In my abstract algebra class, we were given some polynomials to prove irreducible or not over the rationals. I have come up with a proof for this one, but I'm not sure if it's valid.
The polynomial: $$x^4 + 2x^3 + x^2 + x + 1$$
I've started by taking the modulus $2$ of all the coefficients to get:
$$x^4 + x^2 + x + 1$$There's a theorem in my book that says if you take the modulus using a prime and the new polynomial has the same degree and is irreducible, than the previous polynomial is also irreducible.

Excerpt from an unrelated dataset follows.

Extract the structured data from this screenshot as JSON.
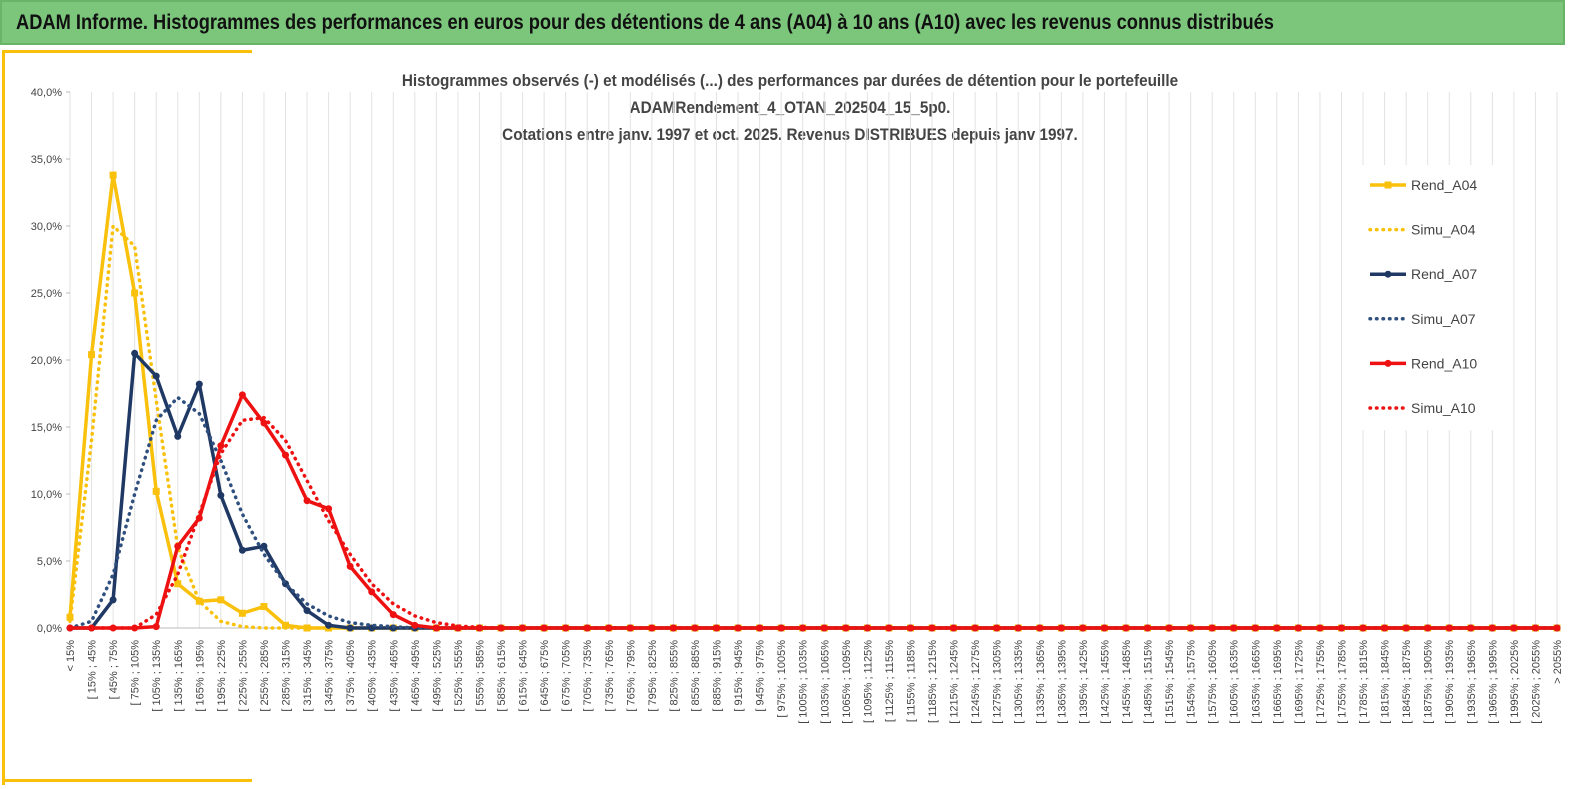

So to prove $x^4 + x^2 + x + 1$ is irreducible:
If it is reducible it can be written as $f(x)g(x)$. But because it has a constant term, both $f$ and $g$ must have a constant term. But this also implies neither $f$ nor $g$ can have an $x^3$ term because their product does not have an $x^3$ term. But since the product has an $x^4$ term, they both must have $x^2$ terms. Also, since the product has an $x$ term, at least one of $f$ and $g$ must have an $x$ term. But then the $x$ term times the $x^2$ term in the other would make an $x^3$ term, which the product does not have, so $f$ and $g$ cannot exist.
Is this proof solid? Is there a more elegant way?
Unfortunately, $x^4+x^2+x+1$ is not irreducible in the two element field, since $x=1$ is a root.
And the polynomial you started with is not irreducible over the rationals, since $x=-1$ is a root. Thus the polynomial $x^4+2x^3+x^2+x+1$ is divisible by $x+1$.
Remark: We have $x^4+2x^3+x^2+x+1=(x+1)(x^3+x^2+1)$. The polynomial $x^3+x^2+1$ is irreducible over the rationals. For a polynomial of degree $2$ or $3$ is irreducible over a field $F$ if and only if it has no root in that field. And by the Rational Roots Theorem, the polynomial $x^3+x^2+1$ has no rational roots.